There may be a method to the madness. Warren has managed to split the difference by embracing the progressive position — “I’m with Bernie,” as she said at one of the debates — but she has not made health care a point of emphasis in the same way that Sanders does. She has said unequivocally that her anti-corruption plan would be her top priority as president, and she took her time in rolling out even the semblance of a health care plan. In doing so, she has avoided some of the difficult questions that have plagued Kamala Harris throughout her campaign.
You could argue it’s a copout, as the most ideologically committed on the left might. You could argue it’s misguided, as the center-left would.
But Warren has found a comfortable space in between two poles. The health care debate for now is really between Sanders on the left and Biden in the center — most of the tit-for-tat at last week’s debate was between those two — and Sanders himself does not seem particularly interested in challenging Warren’s commitment to the Medicare-for-all cause.

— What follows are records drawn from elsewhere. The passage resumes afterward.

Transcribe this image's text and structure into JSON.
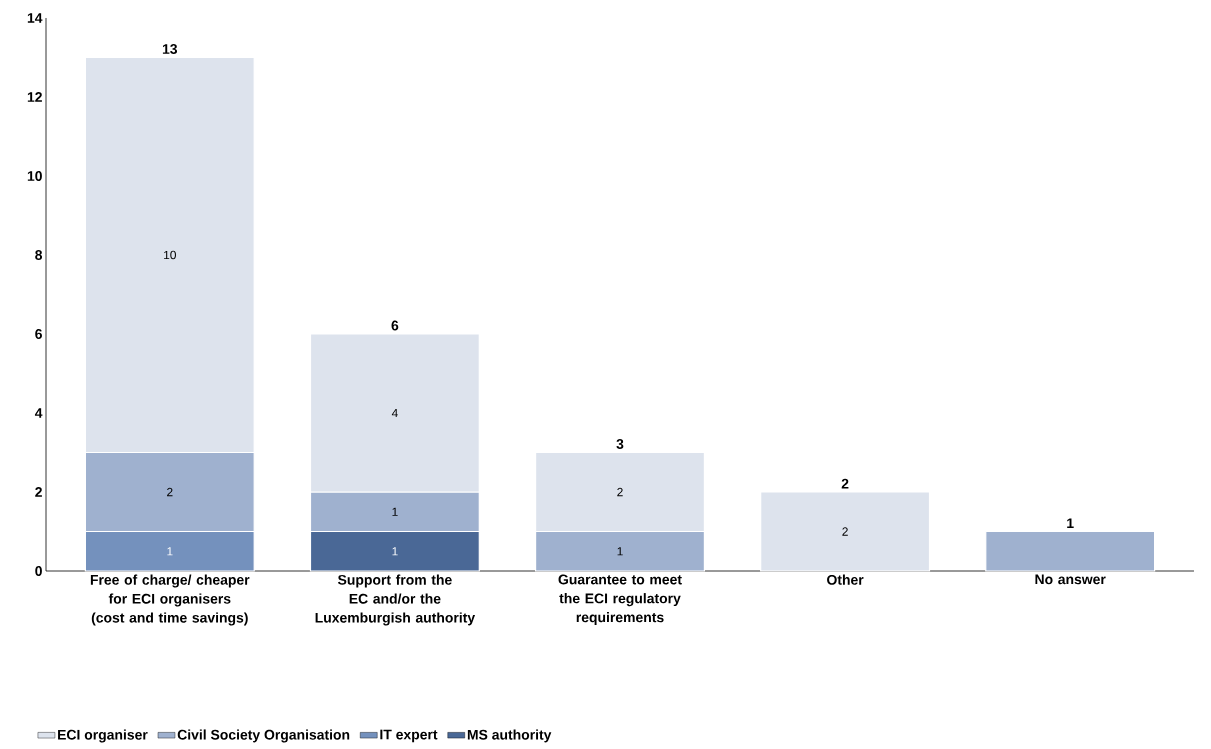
{
  "chart_data": {
    "type": "bar",
    "stacked": true,
    "categories": [
      "Free of charge/ cheaper for ECI organisers (cost and time savings)",
      "Support from the EC and/or the Luxemburgish authority",
      "Guarantee to meet the ECI regulatory requirements",
      "Other",
      "No answer"
    ],
    "series": [
      {
        "name": "MS authority",
        "color": "#4a6896",
        "values": [
          null,
          1,
          null,
          null,
          null
        ],
        "value_labels": [
          null,
          "1",
          null,
          null,
          null
        ]
      },
      {
        "name": "IT expert",
        "color": "#7491bd",
        "values": [
          1,
          null,
          null,
          null,
          null
        ],
        "value_labels": [
          "1",
          null,
          null,
          null,
          null
        ]
      },
      {
        "name": "Civil Society Organisation",
        "color": "#9fb1cf",
        "values": [
          2,
          1,
          1,
          null,
          1
        ],
        "value_labels": [
          "2",
          "1",
          "1",
          null,
          null
        ]
      },
      {
        "name": "ECI organiser",
        "color": "#dde3ed",
        "values": [
          10,
          4,
          2,
          2,
          null
        ],
        "value_labels": [
          "10",
          "4",
          "2",
          "2",
          null
        ]
      }
    ],
    "totals": [
      "13",
      "6",
      "3",
      "2",
      "1"
    ],
    "ylim": [
      0,
      14
    ],
    "yticks": [
      0,
      2,
      4,
      6,
      8,
      10,
      12,
      14
    ],
    "legend": "bottom"
  }
}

He didn’t go after her last week, now that they were finally sharing the debate stage, instead focusing on Biden and the more incremental proposals from other Democrats.
Warren has made some radical health care proposals of her own, such as a plan to have the federal government manufacture (or contract a private entity to manufacture) generic drugs in the event of egregious price hikes. But she seems intent on staying above the Medicare-for-all fray that has dominated so much of the Democratic primary campaign to date.
And Warren has proven adept at parrying away the attack lines from debate moderators and the moderates. Biden tweaked her about the finances for Medicare-for-all to lead off last week’s debate, but Warren found a way to justify her position without getting into a protracted confrontation with Biden.
So, let’s be clear about health care. And let’s actually start where [the] vice president did. We all owe a huge debt to President Obama, who fundamentally transformed health care in America and committed this country to health care for every human being. And now the question is, how best can we improve on it? And I believe the best way we can do that is we make sure that everybody gets covered by health care at the lowest possible cost. How do we pay for it? Those at the very top, the richest individuals and the biggest corporations, are going to pay more. And middle class families are going to pay less. That’s how this is going to work.
She deftly pays homage to Obamacare in one breath, embraces Medicare-for-all in the next and then makes a simple fiscal case for it: the elite pay more, the middle class pay less. She doesn’t disparage the moderate position, as Sanders would a few moments later, but she makes a pocketbook case for ambitious reform.
If she seems less committed to the cause than Sanders, who “wrote the damn bill,” it’s not clear that Democratic voters are holding that against her. There is some competitive polling on this question; some suggests Dem voters want Medicare-for-all now, other surveys indicate the party’s base is okay with incremental reforms. I keep coming back to this CNN poll from June in which half of Iowa Democrats said supporting Medicare-for-all was a must-have for their 2020 candidate and roughly half said it wasn’t.
Warren has potentially found a way to satisfy both of those constituencies: embrace Medicare-for-all, but don’t make it the cornerstone of the campaign. That’s her plan — for navigating the Democratic primary, anyway.